Ford Foundation Grant will allow MU to "Train Trainers"

Sept. 23, 2008

Story Contact:  Jeffrey Beeson, (573) 882-9144,

COLUMBIA, Mo. – As college campuses strive to become more diverse in their faculty and student populations, creating an environment where all voices can feel comfortable expressing diverse viewpoints can be difficult. Since 2006, when the University of Missouri received a grant from the Ford Foundation, the Difficult Dialogues Program has received national attention. Based on this success, the Ford Foundation awarded MU an additional $100,000 grant, which will allow MU to expand the program by providing “train-the-trainers” opportunities for many Big 12 and other UM System universities.
Team leaders in the Difficult Dialogues Program, who work to stimulate rigorous intellectual inquiry and to empower faculty, staff and students to express opposing views in the classroom and community, have trained more than 200 faculty and graduate students at MU and other institutions to facilitate the university community in conversation about controversial and diversity issues. In addition to training faculty and students in a classroom setting, MU trainers use interactive theater to illuminate the dynamics of communication, which helps ensure that diverging viewpoints can be heard, understood and examined respectfully and rigorously.
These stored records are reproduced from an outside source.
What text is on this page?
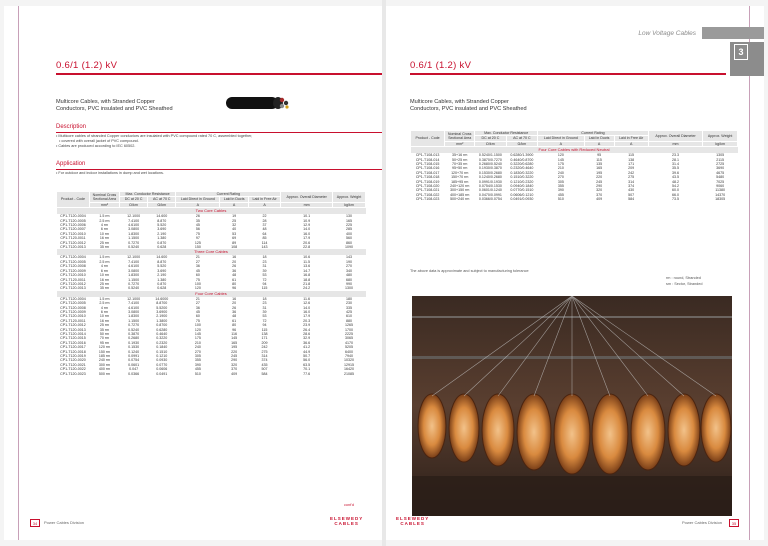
0.6/1 (1.2) kV
Multicore Cables, with Stranded Copper
Conductors, PVC insulated and PVC Sheathed
Description
• Multicore cables of stranded Copper conductors are insulated with PVC compound rated 70 C, assembled together,
• covered with overall jacket of PVC compound.
• Cables are produced according to IEC 60502.
Application
• For outdoor and indoor installations in dump and wet locations.
Product - Code	Nominal Cross Sectional Area	Max. Conductor Resistance		Current Rating			Approx. Overall Diameter	Approx. Weight
		DC at 20 C	AC at 70 C	Laid Direct in Ground	Laid in Ducts	Laid in Free Air		
	mm²	Ω/km	Ω/km	A	A	A	mm	kg/km
Two Core Cables								
CP1-T120-0004	1.5 rm	12.1000	14.600	26	19	22	10.1	130
CP1-T120-0005	2.5 rm	7.4100	8.870	35	25	28	10.9	165
CP1-T120-0006	4 rm	4.6100	5.520	45	32	37	12.9	225
CP1-T120-0007	6 rm	3.0800	3.690	56	40	48	14.0	285
CP1-T120-0010	10 rm	1.8300	2.190	75	53	64	16.0	400
CP1-T120-0011	16 rm	1.1500	1.380	97	69	85	17.9	560
CP1-T120-0012	25 rm	0.7270	0.870	125	89	114	20.6	860
CP1-T120-0013	35 rm	0.5240	0.628	150	108	143	22.8	1090

Three Core Cables								
CP1-T120-0004	1.5 rm	12.1000	14.600	21	16	18	10.6	143
CP1-T120-0005	2.5 rm	7.4100	8.870	27	20	23	11.5	190
CP1-T120-0008	4 rm	4.6100	5.520	36	26	31	13.6	270
CP1-T120-0009	6 rm	3.0800	3.690	45	36	39	14.7	340
CP1-T120-0010	10 rm	1.8300	2.190	60	48	53	16.8	480
CP1-T120-0011	16 rm	1.1500	1.380	75	61	72	18.8	680
CP1-T120-0012	25 rm	0.7270	0.870	100	80	94	21.8	990
CP1-T120-0013	35 rm	0.5240	0.628	120	96	115	24.2	1300

Four Core Cables								
CP1-T120-0004	1.5 rm	12.1000	14.6000	21	16	18	11.6	180
CP1-T120-0005	2.5 rm	7.4100	8.8700	27	20	23	12.6	230
CP1-T120-0008	4 rm	4.6100	5.5200	36	26	31	14.0	335
CP1-T120-0009	6 rm	3.0800	3.6900	45	36	39	16.0	425
CP1-T120-0010	10 rm	1.8300	2.1900	60	48	53	17.9	610
CP1-T120-0011	16 rm	1.1500	1.3800	75	61	72	20.3	880
CP1-T120-0012	25 rm	0.7270	0.8700	100	80	94	23.9	1265
CP1-T120-0013	35 rm	0.5240	0.6280	120	96	115	26.4	1700
CP1-T120-0014	50 rm	0.3870	0.4640	145	116	138	28.6	2225
CP1-T120-0015	70 rm	0.2680	0.3220	175	145	171	32.9	3065
CP1-T120-0016	95 rm	0.1930	0.2320	210	165	209	36.6	4170
CP1-T120-0017	120 rm	0.1530	0.1840	240	195	242	41.2	5205
CP1-T120-0018	150 rm	0.1240	0.1510	270	220	275	44.9	6400
CP1-T120-0019	185 rm	0.0991	0.1210	305	245	314	50.7	7940
CP1-T120-0020	240 rm	0.0754	0.0930	355	290	374	56.0	10320
CP1-T120-0021	300 rm	0.0601	0.0770	390	320	435	63.5	12915
CP1-T120-0022	400 rm	0.047	0.0606	455	370	507	70.1	16420
CP1-T120-0023	500 rm	0.0366	0.0491	510	409	584	77.6	21085
cont'd
34	Power Cables Division
ELSEWEDY
CABLES
Low Voltage Cables
3
0.6/1 (1.2) kV
Multicore Cables, with Stranded Copper
Conductors, PVC insulated and PVC Sheathed
Product - Code	Nominal Cross Sectional Area	Max. Conductor Resistance		Current Rating			Approx. Overall Diameter	Approx. Weight
		DC at 20 C	AC at 70 C	Laid Direct in Ground	Laid in Ducts	Laid in Free Air		
	mm²	Ω/km	Ω/km	A	A	A	mm	kg/km
Four Core Cables with Reduced Neutral								
CP1-T108-013	35+16 rm	0.5240/1.1500	0.6280/1.3900	120	95	115	23.3	1305
CP1-T108-014	50+25 rm	0.3870/0.7270	0.4640/0.8700	145	115	138	28.1	2115
CP1-T108-015	70+35 rm	0.2680/0.5240	0.3220/0.6280	175	135	171	31.4	2725
CP1-T108-016	95+50 rm	0.1930/0.3870	0.2320/0.4640	210	165	209	35.5	3690
CP1-T108-017	120+70 rm	0.1530/0.2680	0.1830/0.3220	240	195	242	39.6	4675
CP1-T108-018	150+70 rm	0.1240/0.2680	0.1510/0.3220	270	220	275	43.5	5480
CP1-T108-019	185+95 rm	0.0991/0.1930	0.1210/0.2320	305	245	314	48.2	7025
CP1-T108-020	240+120 rm	0.0754/0.1530	0.0940/0.1840	355	290	374	54.2	9060
CP1-T108-021	300+150 rm	0.0601/0.1240	0.0770/0.1510	390	320	430	60.0	11380
CP1-T108-022	400+185 rm	0.0470/0.0991	0.0606/0.1210	455	370	507	66.0	14370
CP1-T108-023	500+240 rm	0.0366/0.0754	0.0491/0.0930	510	409	584	73.5	18305
The above data is approximate and subject to manufacturing tolerance
rm : round, Stranded
sm : Sector, Stranded
ELSEWEDY
CABLES	Power Cables Division	35
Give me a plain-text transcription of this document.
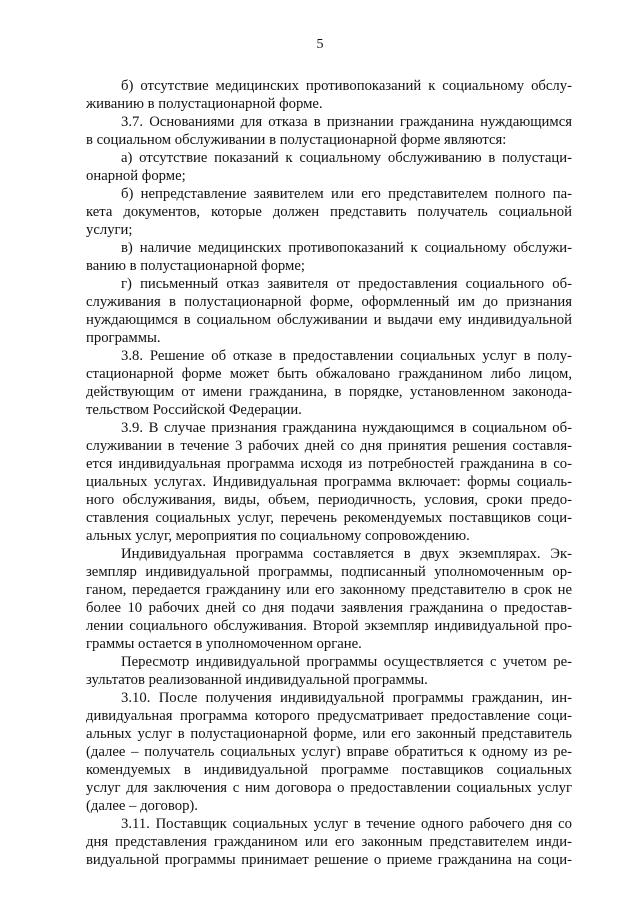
5
б) отсутствие медицинских противопоказаний к социальному обслу-
живанию в полустационарной форме.
3.7. Основаниями для отказа в признании гражданина нуждающимся
в социальном обслуживании в полустационарной форме являются:
а) отсутствие показаний к социальному обслуживанию в полустаци-
онарной форме;
б) непредставление заявителем или его представителем полного па-
кета документов, которые должен представить получатель социальной
услуги;
в) наличие медицинских противопоказаний к социальному обслужи-
ванию в полустационарной форме;
г) письменный отказ заявителя от предоставления социального об-
служивания в полустационарной форме, оформленный им до признания
нуждающимся в социальном обслуживании и выдачи ему индивидуальной
программы.
3.8. Решение об отказе в предоставлении социальных услуг в полу-
стационарной форме может быть обжаловано гражданином либо лицом,
действующим от имени гражданина, в порядке, установленном законода-
тельством Российской Федерации.
3.9. В случае признания гражданина нуждающимся в социальном об-
служивании в течение 3 рабочих дней со дня принятия решения составля-
ется индивидуальная программа исходя из потребностей гражданина в со-
циальных услугах. Индивидуальная программа включает: формы социаль-
ного обслуживания, виды, объем, периодичность, условия, сроки предо-
ставления социальных услуг, перечень рекомендуемых поставщиков соци-
альных услуг, мероприятия по социальному сопровождению.
Индивидуальная программа составляется в двух экземплярах. Эк-
земпляр индивидуальной программы, подписанный уполномоченным ор-
ганом, передается гражданину или его законному представителю в срок не
более 10 рабочих дней со дня подачи заявления гражданина о предостав-
лении социального обслуживания. Второй экземпляр индивидуальной про-
граммы остается в уполномоченном органе.
Пересмотр индивидуальной программы осуществляется с учетом ре-
зультатов реализованной индивидуальной программы.
3.10. После получения индивидуальной программы гражданин, ин-
дивидуальная программа которого предусматривает предоставление соци-
альных услуг в полустационарной форме, или его законный представитель
(далее – получатель социальных услуг) вправе обратиться к одному из ре-
комендуемых в индивидуальной программе поставщиков социальных
услуг для заключения с ним договора о предоставлении социальных услуг
(далее – договор).
3.11. Поставщик социальных услуг в течение одного рабочего дня со
дня представления гражданином или его законным представителем инди-
видуальной программы принимает решение о приеме гражданина на соци-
“For students to become thoughtful, responsive citizens in the face of increasing differences, they must develop tools to discuss controversial issues openly and respectfully,” said Roger Worthington, MU’s chief diversity officer. “Faculty must engage students in difficult dialogues on important, divisive issues if free speech and academic freedom are to prevail in a diverse nation.”

As part of the train-the-trainers program, MU will host a summer institute to allow universities to send a team of participants to learn how to implement Difficult Dialogue training through interactive theater, conflict resolution and deliberative dialogue techniques. This will give participants the skills needed to start successful programs at their own institution. 

“We are pleased to continue our investment in the innovative work of the University of Missouri,” said David Chiel, deputy vice president at the Ford Foundation. “MU is demonstrating the controversial issues on campus can be handled thoughtfully and creatively to promote learning and constructive debate among students.”

The grant is part of Ford's Difficult Dialogues initiative, created in response to reports of growing intolerance and efforts to curb academic freedom at colleges and universities. The goal is to help institutions address this challenge through academic and campus programs that enrich learning, encourage new scholarship and engage students and faculty in constructive dialogue about contentious political, religious, racial and cultural issues.